Die Forderungen der Wirtschaft nach radikalen Entlastungen werden derweil immer lauter. Während die Bauindustrie auf Preisgleitklauseln pocht, um nicht auf den Kosten für Diesel und Bitumen sitzen zu bleiben, schlägt der IHK-Präsident Jankowsky eine drastische Senkung der Mehrwertsteuer auf Kraftstoffe vor – von 19 auf 7 Prozent. Doch in Berlin zögert man. Man wolle „nicht mehr jedes Problem mit noch mehr Geld beantworten“, heißt es aus dem Umfeld von Klingbeil. Es ist eine Gratwanderung zwischen fiskalischer Disziplin und dem Risiko, den industriellen Kern des Landes endgültig zu verlieren.
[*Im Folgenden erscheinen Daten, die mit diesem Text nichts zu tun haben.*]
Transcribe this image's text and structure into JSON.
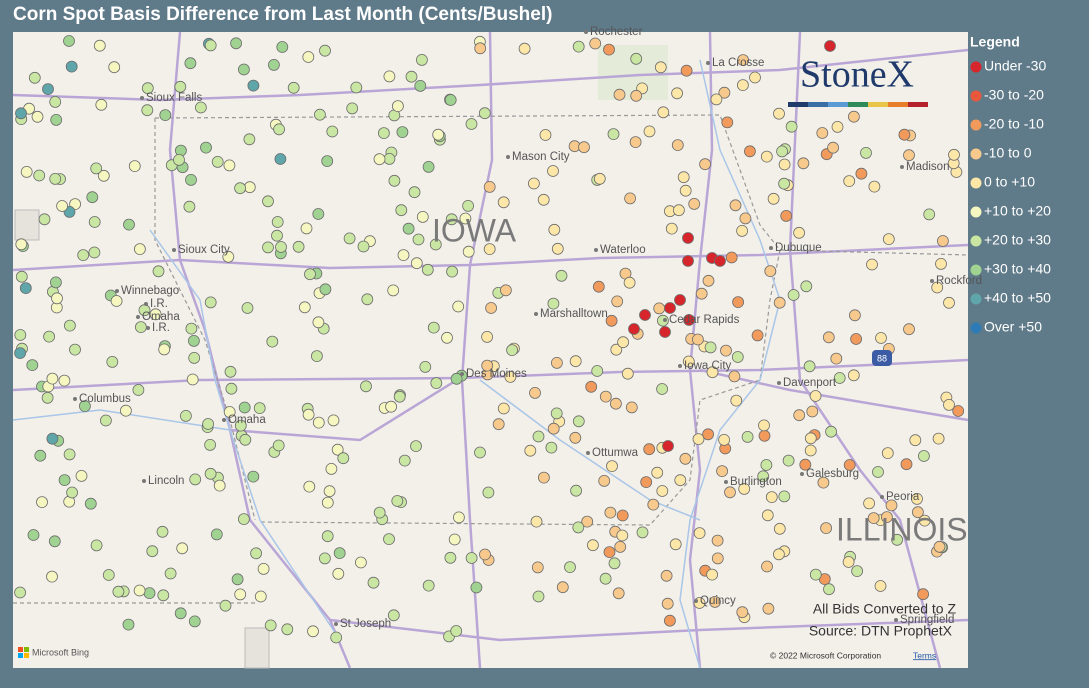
{
  "header": {
    "title": "Corn Spot Basis Difference from Last Month (Cents/Bushel)"
  },
  "legend": {
    "title": "Legend",
    "items": [
      {
        "label": "Under -30",
        "color": "#d7262b"
      },
      {
        "label": "-30 to -20",
        "color": "#e9573d"
      },
      {
        "label": "-20 to -10",
        "color": "#f19a5b"
      },
      {
        "label": "-10 to 0",
        "color": "#f8c98c"
      },
      {
        "label": "0 to +10",
        "color": "#fde7a8"
      },
      {
        "label": "+10 to +20",
        "color": "#f6f6c0"
      },
      {
        "label": "+20 to +30",
        "color": "#c9e6a2"
      },
      {
        "label": "+30 to +40",
        "color": "#a0d391"
      },
      {
        "label": "+40 to +50",
        "color": "#5fa6aa"
      },
      {
        "label": "Over +50",
        "color": "#2d7bb5"
      }
    ]
  },
  "map": {
    "logo": "StoneX",
    "cities": [
      "Rochester",
      "La Crosse",
      "Sioux Falls",
      "Mason City",
      "Madison",
      "Sioux City",
      "Waterloo",
      "Dubuque",
      "Rockford",
      "Winnebago",
      "I.R.",
      "Omaha",
      "I.R.",
      "Marshalltown",
      "Cedar Rapids",
      "Columbus",
      "Des Moines",
      "Iowa City",
      "Davenport",
      "Omaha",
      "Ottumwa",
      "Galesburg",
      "Lincoln",
      "Burlington",
      "Peoria",
      "Quincy",
      "St Joseph",
      "Springfield"
    ],
    "states": [
      "IOWA",
      "ILLINOIS"
    ],
    "shield": "88",
    "notes": [
      "All Bids Converted to Z",
      "Source: DTN ProphetX"
    ],
    "attribution": "Microsoft Bing",
    "copyright": "© 2022 Microsoft Corporation",
    "terms": "Terms"
  }
}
Bürokratiebeton und geopolitische Risiken ersticken den Unternehmergeist
Inmitten dieser Misere rufen Minister wie Karsten Wildberger dazu auf, den „Bürokratiebeton“ zu sprengen und aufs Gaspedal zu treten. Die Staatsmodernisierung sei kein Selbstzweck, sondern der notwendige Motor für künftiges Wachstum. Doch zwischen markigen Sprüchen und der Umsetzung in den Amtsstuben klafft eine tiefe Lücke. Die Koalition steht vor ihrer größten Bewährungsprobe: Gelingt der Durchbruch bei den Reformen nicht noch in diesem Jahr, droht nicht nur der wirtschaftliche, sondern auch der politische Totalschaden.
Für die Gießerei in Lößnitz und Tausende andere Betriebe ist die Zeit der Adjektive abgelaufen. Die „schwerste fossile Energiekrise unserer Zeit“, wie es Ökonomen nennen, lässt keinen Raum für zögerliches Handeln. Wenn die Regierung den Ernst der Lage nicht erkennt, wird die deutsche Wirtschaft im Jahr 2027 nicht wieder auferstehen, sondern sich in einer dauerhaften Deindustrialisierung wiederfinden.